- Tapps in 1942
- Born: Mortimer Alphonse Becker November 6, 1911 New York, New York
- Died: November 1, 1997 (aged 85) Burbank, California
- Occupations: Tap dancer, actor
- Years active: 1927–1979

= Georgie Tapps =

American tap dancer and actor (1911–1997)

Georgie Tapps (born Mortimer Alphonse Becker; 1911–1997) was an American tap dancer. He appeared in a number of films and Broadway productions. He was known for his repertoire of ballet-tap and toured the vaudeville circuit during the 1930s and 1940s, performing in many cabarets and nightclubs.

==Early life==
Mortimer Alphonse Becker was born on November 6, 1911, in Washington Heights, New York. At the age of seven, his dancing at a church benefit was noticed by a theatrical producer who offered him a scholarship to study ballet. He received a three-year dance scholarship from choreographer Ned Wayburn. Upon its completion, Wayburn offered to sign the 10-year-old Becker to a twenty-year contract, but the offer was rejected by his parents.

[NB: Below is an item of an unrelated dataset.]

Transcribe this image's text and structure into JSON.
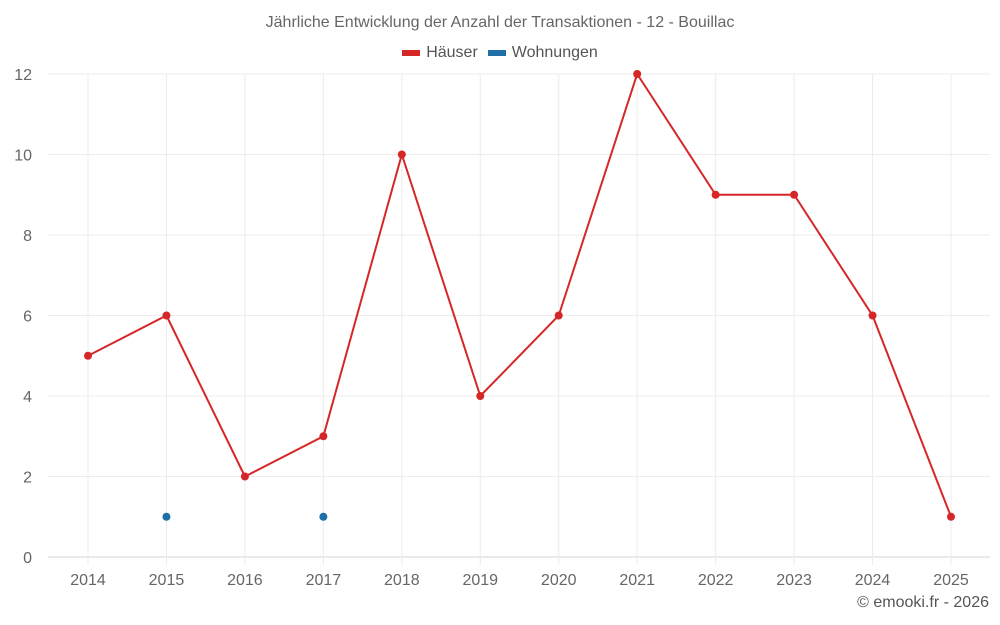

When he was 16, he performed at a club in New York City. The club's owner called him "Georgie Tapps". However, a 1945 article in Dance Magazine credits New York politician Sol Bloom with suggesting the nickname.

==Career==
Alongside Paul Draper, Tapps was among the first tap dancers to popularize dancing to classical music. Tapps travelled the vaudeville circuit and performed in cabarets and nightclubs throughout the 1930s and 1940s.

By the mid-1930s, vaudeville had become less popular, and Tapps started taking roles in Broadway plays. His Broadway debut was in the revue Americana in 1932 where he performed the number "Brother, Can You Spare a Dime". Tapps was friends with Broadway producer George M. Cohan and danced in several of his productions. He danced and had a small speaking role in the 1937 musical I'd Rather Be Right.

Beginning in 1935, Tapps also took film roles. He appeared in the December 4, 1935 film short Katz Pajamas, part of the Broadway Brevities series produced by Warner Bros., and the 1937 musical comedy film Vogues of 1938. That same year Tapps debuted his routine to Maurice Ravel's Boléro, fusing ballet with tap. He performed Bolero at the White House. Afterwards, his weekly salary went from $150 to $750.

Tapps was involved in a legal case by the labor union Actors Equity in 1939.

In 1941 Tapps was cast in the musical Pal Joey by Rodgers and Hart as a replacement for Gene Kelly, who was leaving for Hollywood.

During World War II, Tapps performed for American troops at the American Theatre Wing's Stage Door Canteen venue in New York City in 1943. He was also part of a USO tour in 1945, performing for military personnel in Oahu, Guam, Tinian, and Saipan.

In 1945 Tapps performed for the dinner show of the Persian Room nightclub in the Plaza Hotel. His opening night performance included five encores. Paul Ross, writing for The Billboard, described Tapps routine in a review as including soft-shoe, a ballet-taps routine, a version of Ritual Fire Dance by Manuel de Falla, and a piece incorporating flamenco.

In September 1951 Tapps appeared as a guest on the variety television show This Is Show Business. During the show, guests perform their acts and receive advice from a three-judge panel for show business-related problems. During the show, Tapps' "problem" was that he hadn't been considered for the remake of Pal Joey. After performing his act, the panel informed him that the show's producers had been viewing the telecast and thought that he would be ideal for a role in the remake.

On March 9, 1952, Tapps was a guest on The Colgate Comedy Hour. That year he also participated in a demonstration of the Eidophore, a new cinema video projector. He made an appearance on The Ed Sullivan Show on May 18, 1958.

After the Soviet Union sent a ballet troupe to West Africa in 1959, Tapps was sent there by the United States Dance Panel in 1961. From December 1961 to April 1962 he performed tap routines in Ghana and other countries.

===Later career===
Audience interest in tap dancing had begun to decline by the 1950s, and Tapps had difficulty finding employment. He moved to Los Angeles in 1967. There he gave singing and dancing classes and worked as a salesperson in a Beverly Hills clothing store. He later scored a small musical burlesque number in Andy Griffith's 1969 big screen outing, Angel in My Pocket.

Tapps appeared alongside singer Maxine Sullivan in a cabaret program for the Lincoln Center Out-of-Doors Festival in August 1979. He also performed at the Smithsonian Institution in May 1981 as part of a Museum of American History festival.

In 1992 Tapps put on the one-man show Whatever Happened to Georgie Tapps? at the Westwood Playhouse.

Tapps died at St. Joseph's Center Hospital on November 1, 1997, in Burbank, California following a stroke.

Fellow tap dancer Bill Robinson called Tapps "tops in the field of straight tap."